Sunday, 18 October 2009

Where to begin?

I'm pissed off at the moment. Not just about one or two things. I'm pissed off about just about everything.

I'm nearly 40. I was made redundant last December, and I'm pregnant. I realise that this last bit is generally meant to be cause for celebration, but I have absolutely no idea why. So far (which is a couple of days short of 18 weeks: even though the first 4 weeks are a bizarre medical fiction, it's still a bloody long time) it's a truly hideous experience, and very much what I would have expected with terminal cancer. I've been feeling as if I'm dying since the middle of July, and then people expect me to be happy about it. I pass out, I throw up, I can't plan anything, can never do anything social which involves food and drink, wake up in the middle of the night, and have mysterious pains in my neck from spending too long propped up at weird angles on sofas and beds.
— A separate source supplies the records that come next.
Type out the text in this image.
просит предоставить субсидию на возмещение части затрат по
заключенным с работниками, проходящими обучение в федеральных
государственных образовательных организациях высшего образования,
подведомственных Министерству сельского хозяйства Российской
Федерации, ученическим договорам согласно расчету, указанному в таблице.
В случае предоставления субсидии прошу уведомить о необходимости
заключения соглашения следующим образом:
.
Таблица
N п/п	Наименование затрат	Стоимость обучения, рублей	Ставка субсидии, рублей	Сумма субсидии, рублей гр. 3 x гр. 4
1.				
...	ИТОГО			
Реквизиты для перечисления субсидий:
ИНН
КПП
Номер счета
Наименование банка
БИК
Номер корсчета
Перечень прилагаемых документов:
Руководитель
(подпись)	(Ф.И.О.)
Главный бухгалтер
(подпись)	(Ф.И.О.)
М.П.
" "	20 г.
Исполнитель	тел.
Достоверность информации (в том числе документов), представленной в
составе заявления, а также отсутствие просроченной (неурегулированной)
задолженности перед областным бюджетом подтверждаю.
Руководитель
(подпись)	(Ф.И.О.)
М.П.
I had been working on a masters, which I've had to defer - and been thinking about a doctorate, which now seems like a pipe dream. I have no future, which does at least bear a degree of symmetry to my current situation as I don't seem to have a present either. And then I see the crap that's going on in the rest of the world - and realise that nobody has any reason to be interested in what I say about it, and that if I try to do anything about it I'll just throw up more. If I could, I would run away. Literally. But that wouldn't solve anything, and I'd pass out before I got to the end of the road.

So here I am, angry as hell, and generally rather stuck. I thought about referring to myself as a grumpy cow, rather than an angry hag - but it seemed all too cuddly and harmless. We always called my mother a stupid old cow, and claimed it was a term of endearment.



(Not my mother, in case anyone was wondering).